BANGA SOUP

ng-banga-soup

REQUIREMENTS

- 1Kg assorted parts of meat (shaki, cow leg/foot, kpomo, beef)
- 1 medium size stockfish head
- Bush meat
- 1 big dry fish
- 6 medium size snails (washed with lime or alum)
- 2-3kg Oil palm nuts (banga)
- 1 Cooking spoon ground crayfish
- 3 teaspoon dry pepper
- ½ teaspoon Atariko seed (ground)
- ½ teaspoon Beletete (crushed)
- 1 tablespoon Dried bitter leaves(crushed)
- Okro (optional)
- 1 milk tin periwinkles (shelled)
- Salt
- 2 cubes seasoning of choice



What you do
Wash the already cut cow leg, season and cook until tender. Pour out the stock(cow leg stock are thick and sticky and can spoil the texture of your soup when added to your soup).

If using bush meat, wash with salt, cut into bits and rinse with hot water (this will help remove sand inside the meat). Cook all meat parts together and set aside.

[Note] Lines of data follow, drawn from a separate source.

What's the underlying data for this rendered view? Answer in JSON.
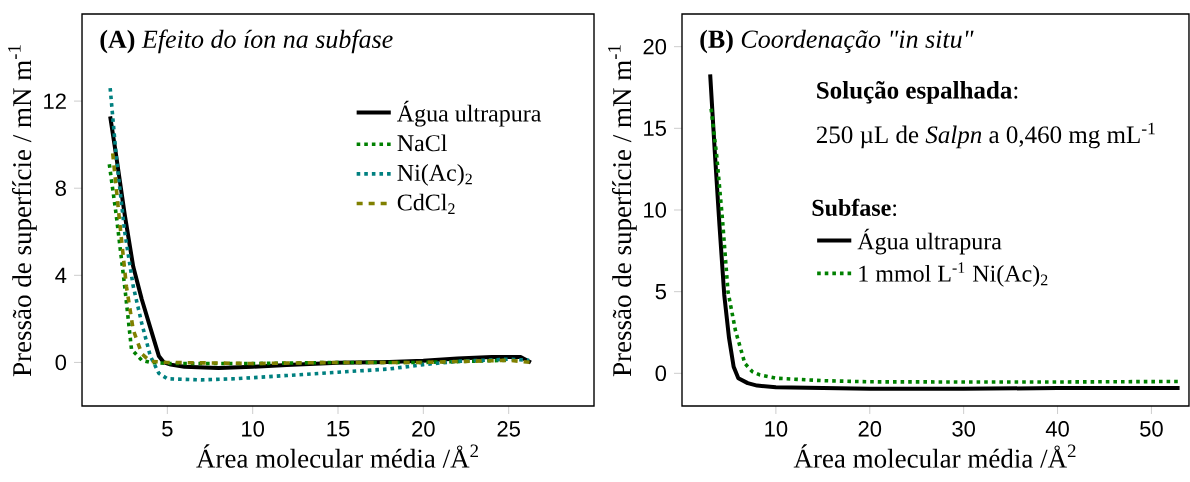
{
  "chart_data": [
    {
      "type": "line",
      "title": "**(A)** *Efeito do íon na subfase*",
      "xlabel": "Área molecular média /Å$^{2}$",
      "ylabel": "Pressão de superfície / mN m$^{-1}$",
      "xlim": [
        0,
        30
      ],
      "ylim": [
        -2,
        16
      ],
      "xticks": [
        5,
        10,
        15,
        20,
        25
      ],
      "yticks": [
        0,
        4,
        8,
        12
      ],
      "legend": "top right",
      "series": [
        {
          "name": "Água ultrapura",
          "color": "#000000",
          "line_style": "solid",
          "x": [
            1.65,
            2,
            2.5,
            3,
            3.5,
            4,
            4.5,
            4.8,
            5.2,
            6,
            8,
            10,
            12,
            15,
            18,
            20,
            22,
            24,
            25.7,
            26.3
          ],
          "values": [
            11.3,
            9.5,
            6.8,
            4.4,
            2.9,
            1.6,
            0.3,
            0,
            -0.1,
            -0.2,
            -0.25,
            -0.2,
            -0.12,
            -0.02,
            0.02,
            0.08,
            0.18,
            0.25,
            0.25,
            0
          ]
        },
        {
          "name": "NaCl",
          "color": "#008000",
          "line_style": "dotted",
          "x": [
            1.6,
            2,
            2.5,
            2.9,
            3.5,
            4,
            5,
            10,
            15,
            20,
            25
          ],
          "values": [
            9.1,
            6.8,
            3.5,
            0.6,
            0.1,
            0,
            -0.05,
            -0.05,
            0,
            0,
            0.1
          ]
        },
        {
          "name": "Ni(Ac)$_{2}$",
          "color": "#008080",
          "line_style": "dotted",
          "x": [
            1.65,
            2,
            2.5,
            3,
            3.5,
            4,
            4.5,
            5,
            7,
            9,
            12,
            15,
            18,
            20,
            22,
            25,
            26.2
          ],
          "values": [
            12.6,
            9.5,
            6,
            3.5,
            1.8,
            0.3,
            -0.5,
            -0.75,
            -0.8,
            -0.75,
            -0.6,
            -0.45,
            -0.3,
            -0.1,
            0.05,
            0.15,
            0.1
          ]
        },
        {
          "name": "CdCl$_{2}$",
          "color": "#808000",
          "line_style": "dashed",
          "x": [
            1.8,
            2.2,
            2.6,
            3,
            3.5,
            4,
            5,
            10,
            15,
            20,
            25,
            26.3
          ],
          "values": [
            9.6,
            6.5,
            3.5,
            1.5,
            0.4,
            0.05,
            0,
            -0.05,
            0,
            0,
            0.1,
            0
          ]
        }
      ]
    },
    {
      "type": "line",
      "title": "**(B)** *Coordenação \"in situ\"*",
      "xlabel": "Área molecular média /Å$^{2}$",
      "ylabel": "Pressão de superfície / mN m$^{-1}$",
      "xlim": [
        0,
        54
      ],
      "ylim": [
        -2,
        22
      ],
      "xticks": [
        10,
        20,
        30,
        40,
        50
      ],
      "yticks": [
        0,
        5,
        10,
        15,
        20
      ],
      "legend": "right",
      "legend_title": "**Subfase**:",
      "annotations": [
        "**Solução espalhada**:",
        "250 µL de *Salpn* a 0,460 mg mL$^{-1}$"
      ],
      "series": [
        {
          "name": "Água ultrapura",
          "color": "#000000",
          "line_style": "solid",
          "x": [
            3,
            3.5,
            4,
            4.5,
            5,
            5.5,
            6,
            7,
            8,
            10,
            15,
            20,
            30,
            40,
            53
          ],
          "values": [
            18.3,
            13.5,
            9,
            4.8,
            2.2,
            0.4,
            -0.3,
            -0.6,
            -0.75,
            -0.85,
            -0.9,
            -0.95,
            -0.95,
            -0.9,
            -0.9
          ]
        },
        {
          "name": "1 mmol L$^{-1}$ Ni(Ac)$_{2}$",
          "color": "#008000",
          "line_style": "dotted",
          "x": [
            3.1,
            3.7,
            4.3,
            4.9,
            5.7,
            6.7,
            7.5,
            8.3,
            10,
            15,
            20,
            30,
            40,
            53
          ],
          "values": [
            16.2,
            13.3,
            9.5,
            5,
            2.6,
            0.6,
            0.1,
            -0.1,
            -0.3,
            -0.45,
            -0.52,
            -0.53,
            -0.53,
            -0.5
          ]
        }
      ]
    }
  ]
}
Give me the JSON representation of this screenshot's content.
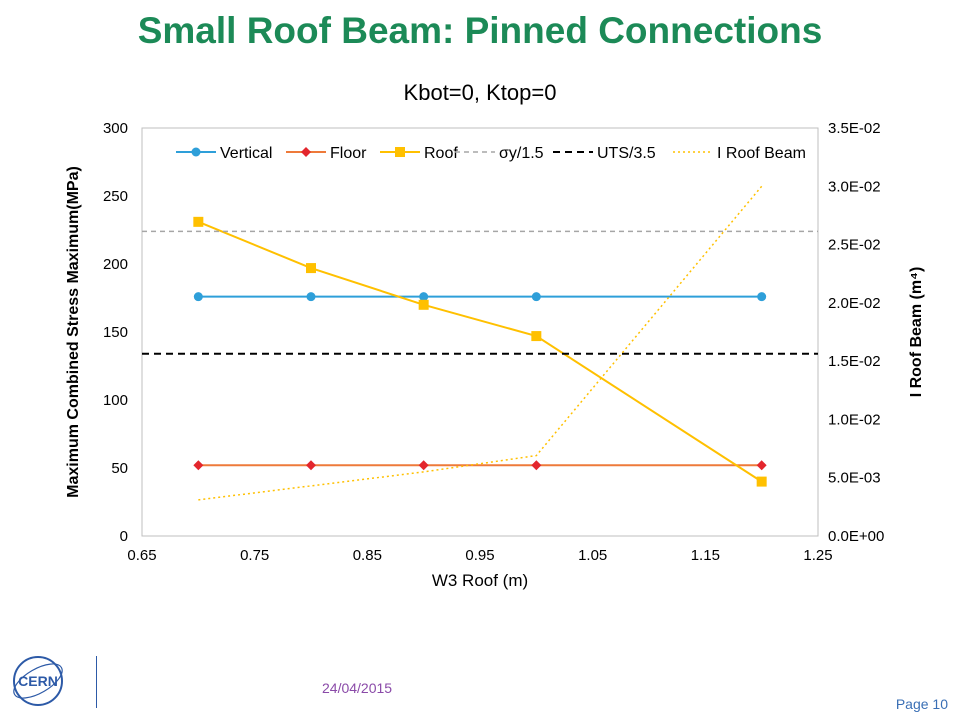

Wash dry fish with salt and soak in hot water to remove sand. Wash snail with alum and set aside. Put stockfish in a pot, add water and cook until tender.

Put the oil palm nuts/fruits in a pot, add water and cook until tender. When done take out the palm fruits while still very hot (it is easier to extract the concentrate when nut is very hot) put in a mortar and pound until the nuts is separated from the shafts/skin. Gather everything in a bowl or pot add water, mix thoroughly and strain into a clean pot. Place pot on the burner and allow to boil. Heat up the extracted banga concentrate until it starts to thicken.

Add the sorted meat, snail, periwinkle, dry fish and stockfish, atariko to the banga concentrate and cook for about 20minutes or until the soup thickens. Add the dry bitter leaves and beletete, cook for 2 minutes, add crayfish, salt, cubed seasoning and allow to simmer.

Remove from heat and serve with fufu, eba or cooked starch.